Saturday, December 17, 2011

December Reading: on Food

Fed up with Lunch by Sarah Wu. In which a public school speech pathologist undertakes the unenviable task of eating a year's worth of school lunches.

Did you eat school lunch? Both the DH and I went to public schools, and had working parents who were too busy or modest to pack home lunches for us. DH told me the summer lunch he packed when he worked as a yard boy consisted of rice and a can of Vienna sausage!

If my mom had packed my lunch, it would probably have been PBJ, lunch meat and processed "American" cheese or - worst! - "deviled meat" on white or "brown" Loves bread. Anything "meat" in the previous sentence was probably beef and pork "parts" - anything from the tail to the snout, and in-between. And not in a good way, as "snout to tail" means today.

When I think back on school lunch in Hawaii, I remember fondly Spanish rice and sloppy joes. I still crave those comfort foods, but rarely make them. I've forgotten the worst of them, but the desserts were fabulous - big almond cookies with a red (probably #40!) dot, squares of shortbread and cream puffs.

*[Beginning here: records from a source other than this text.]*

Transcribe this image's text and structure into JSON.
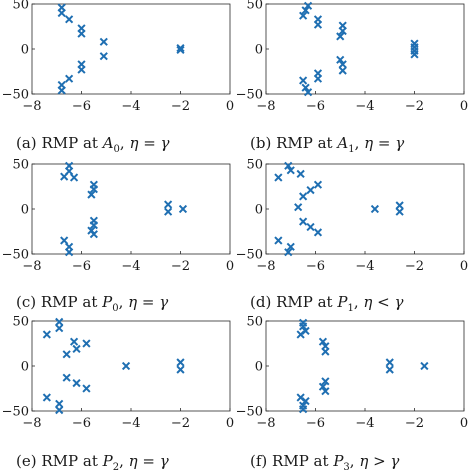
{
  "chart_data": [
    {
      "type": "scatter",
      "caption": {
        "tag": "(a)",
        "text": "RMP at",
        "sym": "A",
        "sub": "0",
        "cond": "η = γ"
      },
      "xlim": [
        -8,
        0
      ],
      "ylim": [
        -50,
        50
      ],
      "xticks": [
        "−8",
        "−6",
        "−4",
        "−2",
        "0"
      ],
      "yticks": [
        "50",
        "0",
        "−50"
      ],
      "marker_color": "#1f6fb2",
      "points": [
        [
          -6.8,
          46
        ],
        [
          -6.8,
          40
        ],
        [
          -6.5,
          33
        ],
        [
          -6.0,
          23
        ],
        [
          -6.0,
          17
        ],
        [
          -5.1,
          8
        ],
        [
          -5.1,
          -8
        ],
        [
          -6.0,
          -17
        ],
        [
          -6.0,
          -23
        ],
        [
          -6.5,
          -33
        ],
        [
          -6.8,
          -40
        ],
        [
          -6.8,
          -46
        ],
        [
          -2.0,
          1
        ],
        [
          -2.0,
          -1
        ]
      ]
    },
    {
      "type": "scatter",
      "caption": {
        "tag": "(b)",
        "text": "RMP at",
        "sym": "A",
        "sub": "1",
        "cond": "η = γ"
      },
      "xlim": [
        -8,
        0
      ],
      "ylim": [
        -50,
        50
      ],
      "xticks": [
        "−8",
        "−6",
        "−4",
        "−2",
        "0"
      ],
      "yticks": [
        "50",
        "0",
        "−50"
      ],
      "marker_color": "#1f6fb2",
      "points": [
        [
          -6.3,
          48
        ],
        [
          -6.4,
          43
        ],
        [
          -6.5,
          37
        ],
        [
          -5.9,
          33
        ],
        [
          -5.9,
          27
        ],
        [
          -4.9,
          26
        ],
        [
          -4.9,
          20
        ],
        [
          -5.0,
          14
        ],
        [
          -5.0,
          -12
        ],
        [
          -4.9,
          -17
        ],
        [
          -4.9,
          -24
        ],
        [
          -5.9,
          -27
        ],
        [
          -5.9,
          -33
        ],
        [
          -6.5,
          -35
        ],
        [
          -6.4,
          -43
        ],
        [
          -6.3,
          -48
        ],
        [
          -2.0,
          6
        ],
        [
          -2.0,
          2
        ],
        [
          -2.0,
          -2
        ],
        [
          -2.0,
          -6
        ]
      ]
    },
    {
      "type": "scatter",
      "caption": {
        "tag": "(c)",
        "text": "RMP at",
        "sym": "P",
        "sub": "0",
        "cond": "η = γ"
      },
      "xlim": [
        -8,
        0
      ],
      "ylim": [
        -50,
        50
      ],
      "xticks": [
        "−8",
        "−6",
        "−4",
        "−2",
        "0"
      ],
      "yticks": [
        "50",
        "0",
        "−50"
      ],
      "marker_color": "#1f6fb2",
      "points": [
        [
          -6.5,
          48
        ],
        [
          -6.5,
          42
        ],
        [
          -6.7,
          36
        ],
        [
          -6.3,
          35
        ],
        [
          -5.5,
          27
        ],
        [
          -5.5,
          22
        ],
        [
          -5.6,
          16
        ],
        [
          -5.5,
          -13
        ],
        [
          -5.5,
          -18
        ],
        [
          -5.6,
          -24
        ],
        [
          -5.5,
          -28
        ],
        [
          -6.7,
          -35
        ],
        [
          -6.5,
          -42
        ],
        [
          -6.5,
          -48
        ],
        [
          -2.5,
          5
        ],
        [
          -2.5,
          -3
        ],
        [
          -1.9,
          0
        ]
      ]
    },
    {
      "type": "scatter",
      "caption": {
        "tag": "(d)",
        "text": "RMP at",
        "sym": "P",
        "sub": "1",
        "cond": "η < γ"
      },
      "xlim": [
        -8,
        0
      ],
      "ylim": [
        -50,
        50
      ],
      "xticks": [
        "−8",
        "−6",
        "−4",
        "−2",
        "0"
      ],
      "yticks": [
        "50",
        "0",
        "−50"
      ],
      "marker_color": "#1f6fb2",
      "points": [
        [
          -7.1,
          48
        ],
        [
          -7.0,
          43
        ],
        [
          -7.5,
          35
        ],
        [
          -6.6,
          39
        ],
        [
          -5.9,
          27
        ],
        [
          -6.2,
          21
        ],
        [
          -6.5,
          14
        ],
        [
          -6.7,
          2
        ],
        [
          -6.5,
          -14
        ],
        [
          -6.2,
          -20
        ],
        [
          -5.9,
          -26
        ],
        [
          -7.5,
          -35
        ],
        [
          -7.0,
          -42
        ],
        [
          -7.1,
          -48
        ],
        [
          -3.6,
          0
        ],
        [
          -2.6,
          4
        ],
        [
          -2.6,
          -3
        ]
      ]
    },
    {
      "type": "scatter",
      "caption": {
        "tag": "(e)",
        "text": "RMP at",
        "sym": "P",
        "sub": "2",
        "cond": "η = γ"
      },
      "xlim": [
        -8,
        0
      ],
      "ylim": [
        -50,
        50
      ],
      "xticks": [
        "−8",
        "−6",
        "−4",
        "−2",
        "0"
      ],
      "yticks": [
        "50",
        "0",
        "−50"
      ],
      "marker_color": "#1f6fb2",
      "points": [
        [
          -6.9,
          49
        ],
        [
          -6.9,
          42
        ],
        [
          -7.4,
          35
        ],
        [
          -6.3,
          27
        ],
        [
          -5.8,
          25
        ],
        [
          -6.2,
          19
        ],
        [
          -6.6,
          13
        ],
        [
          -4.2,
          0
        ],
        [
          -6.6,
          -13
        ],
        [
          -6.2,
          -19
        ],
        [
          -5.8,
          -25
        ],
        [
          -7.4,
          -35
        ],
        [
          -6.9,
          -42
        ],
        [
          -6.9,
          -49
        ],
        [
          -2.0,
          4
        ],
        [
          -2.0,
          -4
        ]
      ]
    },
    {
      "type": "scatter",
      "caption": {
        "tag": "(f)",
        "text": "RMP at",
        "sym": "P",
        "sub": "3",
        "cond": "η > γ"
      },
      "xlim": [
        -8,
        0
      ],
      "ylim": [
        -50,
        50
      ],
      "xticks": [
        "−8",
        "−6",
        "−4",
        "−2",
        "0"
      ],
      "yticks": [
        "50",
        "0",
        "−50"
      ],
      "marker_color": "#1f6fb2",
      "points": [
        [
          -6.5,
          48
        ],
        [
          -6.5,
          44
        ],
        [
          -6.4,
          39
        ],
        [
          -6.6,
          35
        ],
        [
          -5.7,
          27
        ],
        [
          -5.6,
          22
        ],
        [
          -5.6,
          16
        ],
        [
          -5.6,
          -17
        ],
        [
          -5.7,
          -23
        ],
        [
          -5.6,
          -28
        ],
        [
          -6.6,
          -35
        ],
        [
          -6.4,
          -39
        ],
        [
          -6.5,
          -44
        ],
        [
          -6.5,
          -48
        ],
        [
          -3.0,
          4
        ],
        [
          -3.0,
          -4
        ],
        [
          -1.6,
          0
        ]
      ]
    }
  ]
}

I probably only had TWO cream puffs in my whole elementary school career. They were praiseworthy AND unforgettable!

Back to the book: much of the food Sarah Wu ate was preprocessed. A lot of it included chicken "nuggets" and meat patties. Of our own small family - two out of the three of us have always been suspicious of the chicken "parts" - beaks and feet?! - they may consist of. The book suggests only 50% may be chicken something, the rest "filler" - whether wheat, soy or corn.

And the beef may have hormones and antibiotics. When you feed cattle - ruminants designed to graze on grasses but are instead given a diet of cheap and plentiful corn to fill them up, they get sick and are given antibiotics. The author references food source guru Michael Pollan for this.

The author offers ways to increase the nutritional value of lunches, and to introduce fresh ingredients. School lunches have few fresh vegetables - they spoil too easily. But now, even the DH's cafeteria has a salad bar.